The Tecnam P2008 is a single-engine, high-wing two-seat aircraft built by Tecnam in Italy but aimed at the US market. It is the first Tecnam aircraft to incorporate major composite components. It was introduced at the AERO Friedrichshafen 2009 show, with first deliveries in December 2009.

==Design and development==
The P2008 is a conventionally laid out strut braced high-wing monoplane aimed specifically at the US market. Resembling the earlier Tecnam P92 and P2004 in general appearance, the P2008 differs by introducing a carbon fibre fuselage and integrated fin. The wings and tailplane are all-metal. It can be adapted to LSA, ultralight or ELA1 categories.

The wing leading edge is straight except for some pinching at the root and the wing has constant chord over about the inner 60% of span. Outboard, the trailing edge is tapered; the straight wing tips are slightly upturned. Frise ailerons on piano hinges span the outboard sections and the inner sections are spanned by slotted flaps. There is a single lift strut on each side, attached to the lower fuselage. The P2008 has a low set all-moving constant chord tailplane with an anti-balance tab. The fin is swept and the rudder moves above the tailplane.
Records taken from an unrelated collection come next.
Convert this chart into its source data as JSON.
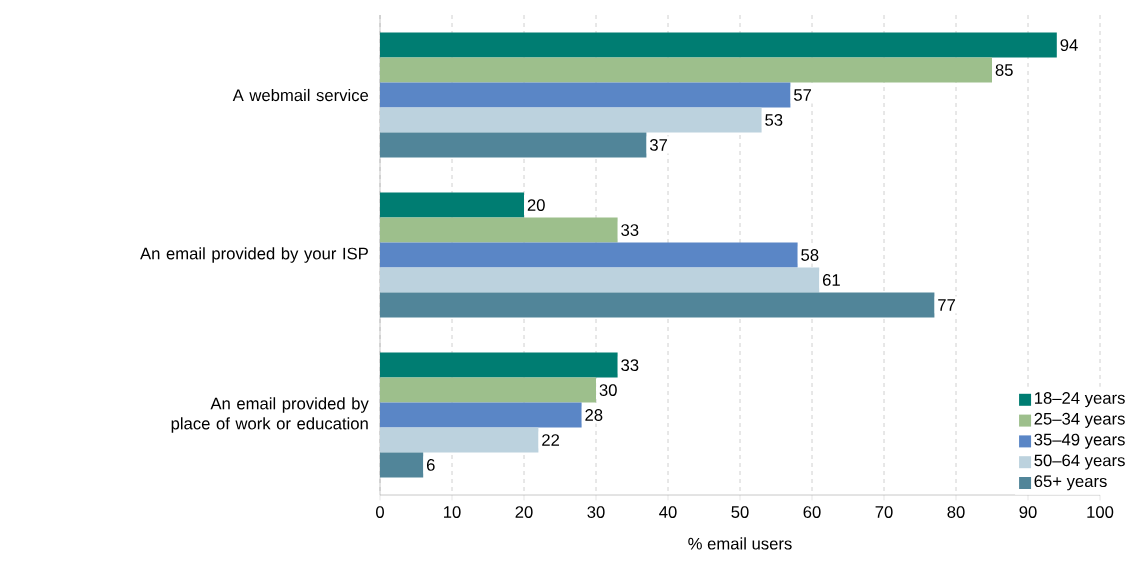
{
  "chart_data": {
    "type": "bar",
    "orientation": "horizontal",
    "xlabel": "% email users",
    "categories": [
      "A webmail service",
      "An email provided by your ISP",
      "An email provided by place of work or education"
    ],
    "series": [
      {
        "name": "18–24 years",
        "color": "#007d72",
        "values": [
          94,
          20,
          33
        ]
      },
      {
        "name": "25–34 years",
        "color": "#9dbf8c",
        "values": [
          85,
          33,
          30
        ]
      },
      {
        "name": "35–49 years",
        "color": "#5a86c6",
        "values": [
          57,
          58,
          28
        ]
      },
      {
        "name": "50–64 years",
        "color": "#bcd2de",
        "values": [
          53,
          61,
          22
        ]
      },
      {
        "name": "65+ years",
        "color": "#518599",
        "values": [
          37,
          77,
          6
        ]
      }
    ],
    "xlim": [
      0,
      100
    ],
    "xticks": [
      0,
      10,
      20,
      30,
      40,
      50,
      60,
      70,
      80,
      90,
      100
    ],
    "grid": "x",
    "legend": "bottom right",
    "data_labels": true
  }
}
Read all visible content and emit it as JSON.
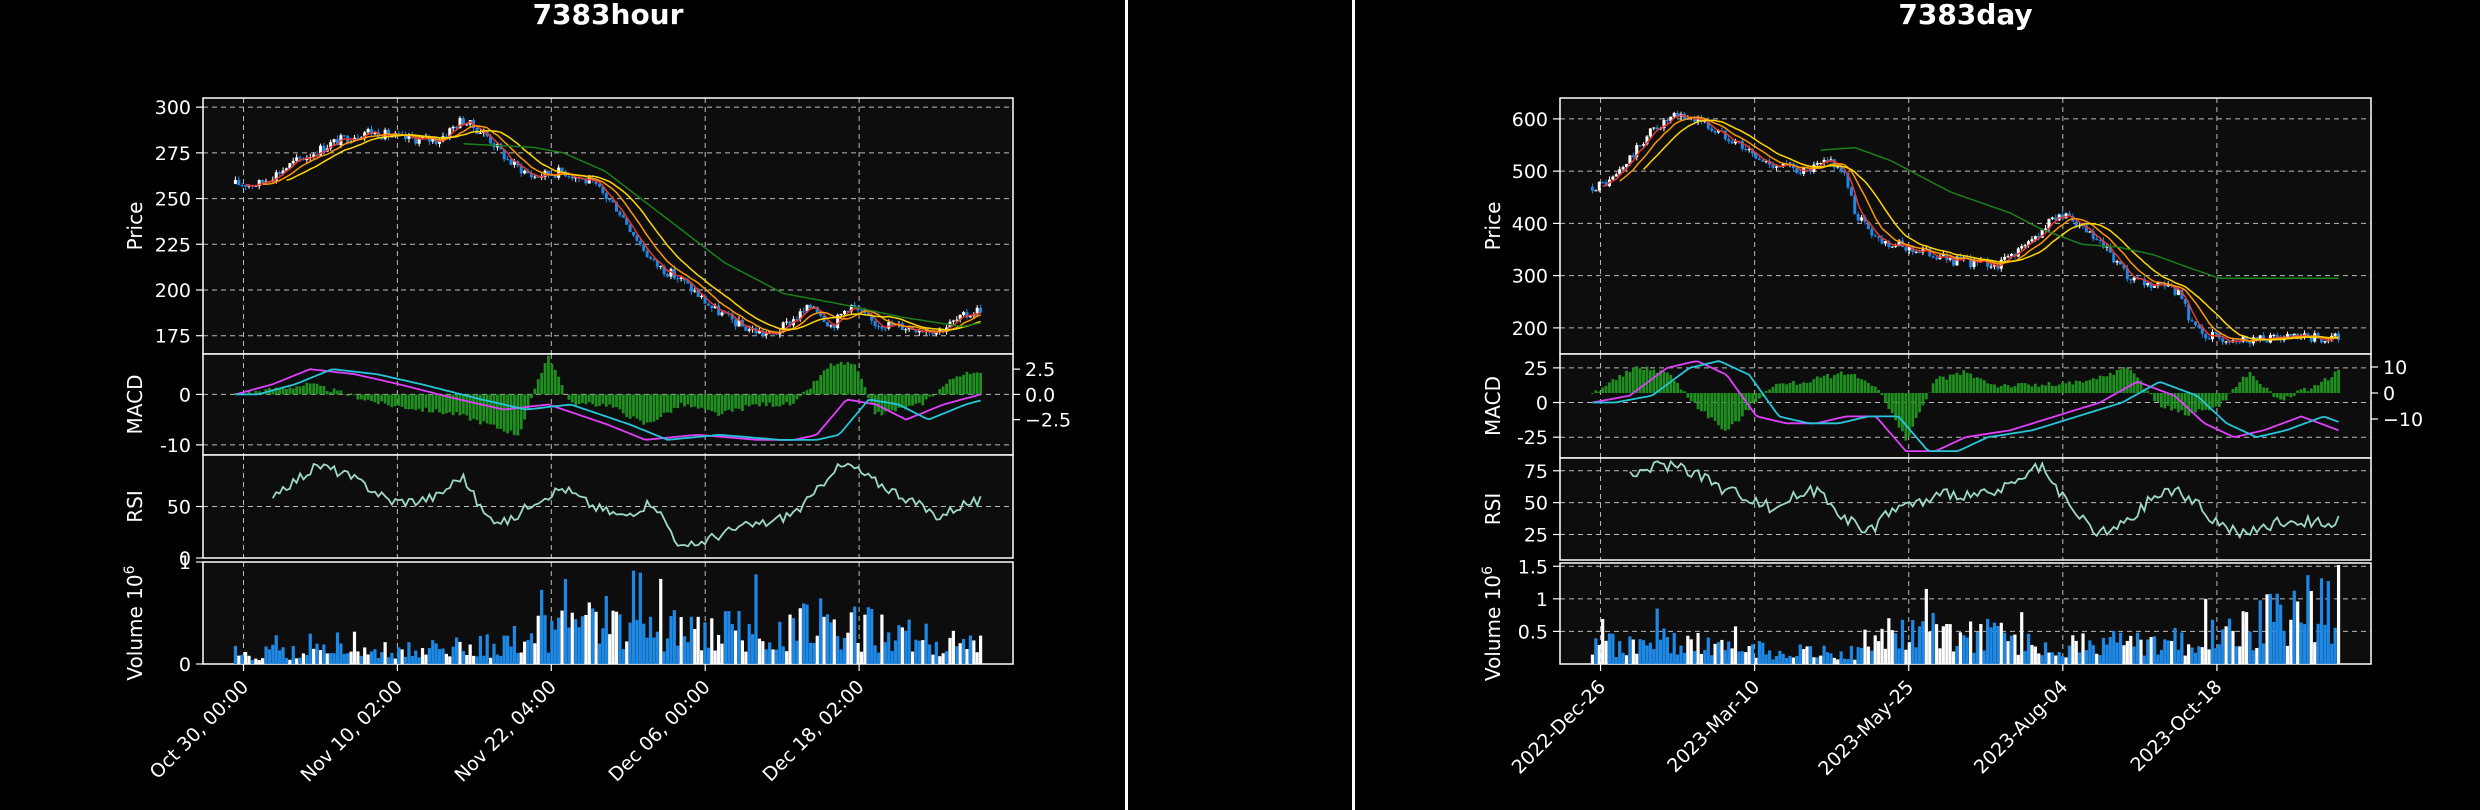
{
  "chart_data": [
    {
      "type": "candlestick",
      "title": "7383hour",
      "price_label": "Price",
      "macd_label": "MACD",
      "rsi_label": "RSI",
      "volume_label": "Volume",
      "volume_exp": "6",
      "x_ticks": [
        "Oct 30, 00:00",
        "Nov 10, 02:00",
        "Nov 22, 04:00",
        "Dec 06, 00:00",
        "Dec 18, 02:00"
      ],
      "x_tick_pos": [
        0.05,
        0.24,
        0.43,
        0.62,
        0.81
      ],
      "price_ylim": [
        165,
        305
      ],
      "price_ticks": [
        175,
        200,
        225,
        250,
        275,
        300
      ],
      "price_anchors": [
        [
          0,
          258
        ],
        [
          0.04,
          258
        ],
        [
          0.1,
          270
        ],
        [
          0.16,
          280
        ],
        [
          0.22,
          287
        ],
        [
          0.28,
          283
        ],
        [
          0.34,
          282
        ],
        [
          0.38,
          293
        ],
        [
          0.42,
          285
        ],
        [
          0.46,
          270
        ],
        [
          0.5,
          262
        ],
        [
          0.55,
          265
        ],
        [
          0.6,
          258
        ],
        [
          0.64,
          245
        ],
        [
          0.7,
          215
        ],
        [
          0.75,
          205
        ],
        [
          0.8,
          190
        ],
        [
          0.85,
          180
        ],
        [
          0.9,
          175
        ],
        [
          0.94,
          185
        ],
        [
          0.97,
          192
        ],
        [
          1,
          180
        ],
        [
          1.03,
          192
        ],
        [
          1.07,
          182
        ],
        [
          1.12,
          180
        ],
        [
          1.18,
          178
        ],
        [
          1.22,
          185
        ],
        [
          1.25,
          190
        ]
      ],
      "green_ma_anchors": [
        [
          0.38,
          280
        ],
        [
          0.5,
          278
        ],
        [
          0.55,
          275
        ],
        [
          0.62,
          265
        ],
        [
          0.72,
          240
        ],
        [
          0.82,
          215
        ],
        [
          0.92,
          198
        ],
        [
          1.02,
          192
        ],
        [
          1.12,
          185
        ],
        [
          1.22,
          180
        ],
        [
          1.25,
          182
        ]
      ],
      "macd_ylim": [
        -12,
        8
      ],
      "macd_ticks_left": [
        0,
        -10
      ],
      "macd_ticks_right": [
        "2.5",
        "0.0",
        "−2.5"
      ],
      "macd_right_vals": [
        2.5,
        0,
        -2.5
      ],
      "macd_right_range": [
        -6,
        4
      ],
      "macd_anchors": [
        [
          0,
          0
        ],
        [
          0.05,
          2
        ],
        [
          0.1,
          5
        ],
        [
          0.16,
          4
        ],
        [
          0.22,
          2
        ],
        [
          0.3,
          -1
        ],
        [
          0.36,
          -3
        ],
        [
          0.42,
          -2
        ],
        [
          0.5,
          -6
        ],
        [
          0.55,
          -9
        ],
        [
          0.62,
          -8
        ],
        [
          0.7,
          -9
        ],
        [
          0.75,
          -9
        ],
        [
          0.78,
          -8
        ],
        [
          0.82,
          -1
        ],
        [
          0.86,
          -2
        ],
        [
          0.9,
          -5
        ],
        [
          0.95,
          -2
        ],
        [
          1,
          0
        ]
      ],
      "hist_anchors": [
        [
          0,
          0
        ],
        [
          0.1,
          1
        ],
        [
          0.2,
          -1
        ],
        [
          0.3,
          -2
        ],
        [
          0.38,
          -4
        ],
        [
          0.42,
          4
        ],
        [
          0.45,
          -1
        ],
        [
          0.5,
          -1
        ],
        [
          0.55,
          -3
        ],
        [
          0.6,
          -1
        ],
        [
          0.65,
          -2
        ],
        [
          0.7,
          -1
        ],
        [
          0.75,
          -1
        ],
        [
          0.8,
          3
        ],
        [
          0.83,
          3
        ],
        [
          0.86,
          -2
        ],
        [
          0.92,
          -1
        ],
        [
          0.97,
          2
        ],
        [
          1,
          2
        ]
      ],
      "rsi_ylim": [
        0,
        100
      ],
      "rsi_ticks": [
        0,
        50
      ],
      "rsi_anchors": [
        [
          0.06,
          62
        ],
        [
          0.1,
          75
        ],
        [
          0.14,
          90
        ],
        [
          0.18,
          82
        ],
        [
          0.22,
          70
        ],
        [
          0.26,
          55
        ],
        [
          0.3,
          55
        ],
        [
          0.34,
          60
        ],
        [
          0.38,
          80
        ],
        [
          0.42,
          40
        ],
        [
          0.46,
          35
        ],
        [
          0.5,
          55
        ],
        [
          0.55,
          68
        ],
        [
          0.6,
          50
        ],
        [
          0.65,
          40
        ],
        [
          0.7,
          55
        ],
        [
          0.75,
          8
        ],
        [
          0.8,
          20
        ],
        [
          0.85,
          30
        ],
        [
          0.9,
          35
        ],
        [
          0.94,
          45
        ],
        [
          0.97,
          60
        ],
        [
          1,
          85
        ],
        [
          1.03,
          90
        ],
        [
          1.07,
          75
        ],
        [
          1.12,
          60
        ],
        [
          1.18,
          40
        ],
        [
          1.22,
          52
        ],
        [
          1.25,
          55
        ]
      ],
      "vol_ylim": [
        0,
        1.0
      ],
      "vol_ticks": [
        0,
        1
      ],
      "vol_anchors": [
        [
          0,
          0.12
        ],
        [
          0.2,
          0.15
        ],
        [
          0.35,
          0.2
        ],
        [
          0.42,
          0.35
        ],
        [
          0.5,
          0.45
        ],
        [
          0.6,
          0.35
        ],
        [
          0.7,
          0.4
        ],
        [
          0.8,
          0.45
        ],
        [
          0.9,
          0.3
        ],
        [
          1,
          0.2
        ]
      ]
    },
    {
      "type": "candlestick",
      "title": "7383day",
      "price_label": "Price",
      "macd_label": "MACD",
      "rsi_label": "RSI",
      "volume_label": "Volume",
      "volume_exp": "6",
      "x_ticks": [
        "2022-Dec-26",
        "2023-Mar-10",
        "2023-May-25",
        "2023-Aug-04",
        "2023-Oct-18"
      ],
      "x_tick_pos": [
        0.05,
        0.24,
        0.43,
        0.62,
        0.81
      ],
      "price_ylim": [
        150,
        640
      ],
      "price_ticks": [
        200,
        300,
        400,
        500,
        600
      ],
      "price_anchors": [
        [
          0,
          470
        ],
        [
          0.03,
          480
        ],
        [
          0.06,
          520
        ],
        [
          0.1,
          580
        ],
        [
          0.14,
          605
        ],
        [
          0.18,
          600
        ],
        [
          0.2,
          580
        ],
        [
          0.24,
          560
        ],
        [
          0.28,
          520
        ],
        [
          0.32,
          510
        ],
        [
          0.36,
          500
        ],
        [
          0.4,
          520
        ],
        [
          0.42,
          500
        ],
        [
          0.44,
          420
        ],
        [
          0.48,
          370
        ],
        [
          0.52,
          355
        ],
        [
          0.56,
          345
        ],
        [
          0.6,
          330
        ],
        [
          0.64,
          325
        ],
        [
          0.68,
          320
        ],
        [
          0.7,
          340
        ],
        [
          0.73,
          360
        ],
        [
          0.76,
          395
        ],
        [
          0.78,
          420
        ],
        [
          0.82,
          390
        ],
        [
          0.86,
          350
        ],
        [
          0.88,
          320
        ],
        [
          0.9,
          290
        ],
        [
          0.94,
          280
        ],
        [
          0.98,
          270
        ],
        [
          1,
          220
        ],
        [
          1.02,
          190
        ],
        [
          1.05,
          180
        ],
        [
          1.2,
          180
        ]
      ],
      "green_ma_anchors": [
        [
          0.38,
          540
        ],
        [
          0.44,
          545
        ],
        [
          0.5,
          520
        ],
        [
          0.6,
          460
        ],
        [
          0.7,
          420
        ],
        [
          0.75,
          390
        ],
        [
          0.82,
          360
        ],
        [
          0.88,
          355
        ],
        [
          0.94,
          340
        ],
        [
          1,
          315
        ],
        [
          1.05,
          295
        ]
      ],
      "macd_ylim": [
        -40,
        35
      ],
      "macd_ticks_left": [
        25,
        0,
        -25
      ],
      "macd_ticks_right": [
        "10",
        "0",
        "−10"
      ],
      "macd_right_vals": [
        10,
        0,
        -10
      ],
      "macd_right_range": [
        -25,
        15
      ],
      "macd_anchors": [
        [
          0,
          0
        ],
        [
          0.05,
          5
        ],
        [
          0.1,
          25
        ],
        [
          0.14,
          30
        ],
        [
          0.18,
          20
        ],
        [
          0.22,
          -10
        ],
        [
          0.26,
          -15
        ],
        [
          0.3,
          -15
        ],
        [
          0.34,
          -10
        ],
        [
          0.38,
          -10
        ],
        [
          0.42,
          -35
        ],
        [
          0.46,
          -35
        ],
        [
          0.5,
          -25
        ],
        [
          0.56,
          -20
        ],
        [
          0.62,
          -10
        ],
        [
          0.68,
          0
        ],
        [
          0.73,
          15
        ],
        [
          0.78,
          5
        ],
        [
          0.82,
          -15
        ],
        [
          0.86,
          -25
        ],
        [
          0.9,
          -20
        ],
        [
          0.95,
          -10
        ],
        [
          1,
          -20
        ]
      ],
      "hist_anchors": [
        [
          0,
          0
        ],
        [
          0.06,
          10
        ],
        [
          0.1,
          8
        ],
        [
          0.14,
          -5
        ],
        [
          0.18,
          -15
        ],
        [
          0.24,
          3
        ],
        [
          0.28,
          4
        ],
        [
          0.34,
          8
        ],
        [
          0.38,
          3
        ],
        [
          0.42,
          -18
        ],
        [
          0.46,
          5
        ],
        [
          0.5,
          8
        ],
        [
          0.54,
          3
        ],
        [
          0.6,
          3
        ],
        [
          0.66,
          4
        ],
        [
          0.72,
          10
        ],
        [
          0.76,
          -5
        ],
        [
          0.8,
          -8
        ],
        [
          0.84,
          -5
        ],
        [
          0.88,
          8
        ],
        [
          0.92,
          -3
        ],
        [
          0.97,
          3
        ],
        [
          1,
          8
        ]
      ],
      "rsi_ylim": [
        5,
        85
      ],
      "rsi_ticks": [
        25,
        50,
        75
      ],
      "rsi_anchors": [
        [
          0.06,
          70
        ],
        [
          0.1,
          78
        ],
        [
          0.14,
          80
        ],
        [
          0.18,
          72
        ],
        [
          0.22,
          60
        ],
        [
          0.26,
          55
        ],
        [
          0.3,
          45
        ],
        [
          0.34,
          55
        ],
        [
          0.38,
          60
        ],
        [
          0.42,
          40
        ],
        [
          0.46,
          25
        ],
        [
          0.5,
          45
        ],
        [
          0.55,
          50
        ],
        [
          0.6,
          58
        ],
        [
          0.65,
          55
        ],
        [
          0.7,
          62
        ],
        [
          0.75,
          78
        ],
        [
          0.8,
          45
        ],
        [
          0.85,
          25
        ],
        [
          0.9,
          35
        ],
        [
          0.94,
          55
        ],
        [
          0.98,
          60
        ],
        [
          1.02,
          45
        ],
        [
          1.06,
          30
        ],
        [
          1.1,
          25
        ],
        [
          1.15,
          35
        ]
      ],
      "vol_ylim": [
        0,
        1.55
      ],
      "vol_ticks": [
        0.5,
        1.0,
        1.5
      ],
      "vol_anchors": [
        [
          0,
          0.3
        ],
        [
          0.1,
          0.4
        ],
        [
          0.2,
          0.25
        ],
        [
          0.3,
          0.2
        ],
        [
          0.36,
          0.2
        ],
        [
          0.4,
          0.5
        ],
        [
          0.5,
          0.55
        ],
        [
          0.6,
          0.3
        ],
        [
          0.7,
          0.35
        ],
        [
          0.8,
          0.4
        ],
        [
          0.88,
          0.6
        ],
        [
          0.94,
          0.9
        ],
        [
          1,
          1.0
        ]
      ]
    }
  ]
}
The P2008 is powered by a Rotax 912ULS flat four piston engine driving a two blade propeller. The cabin seats two side-by side with a door each side and baggage space behind. The cabin and cabin doors are wider than on earlier Tecnam high-wing aircraft. Its fixed tricycle undercarriage has spring cantilever main legs and a castoring, non-steerable nosewheel on a compressed rubber suspension. Ground steering is achieved by differential braking. All wheels have speed fairings.

The first flight was on 30 September 2008.

==Operational history==

The first P2008 was delivered to the US in December 2009. By November 2010 six had been registered in Australia, Italy, South Korea and the United States. As of January 2013, five have been registered in New Zealand, including two as Class 2 Microlights.

==Variants==
- P2008
Base model with a 100 hp Rotax 912ULS engine.
- P2008 TC
Turbocharged 115 hp Rotax 914 engine with three blade propeller.
- P2008 JC
Certified version under EASA CS-VLA rules.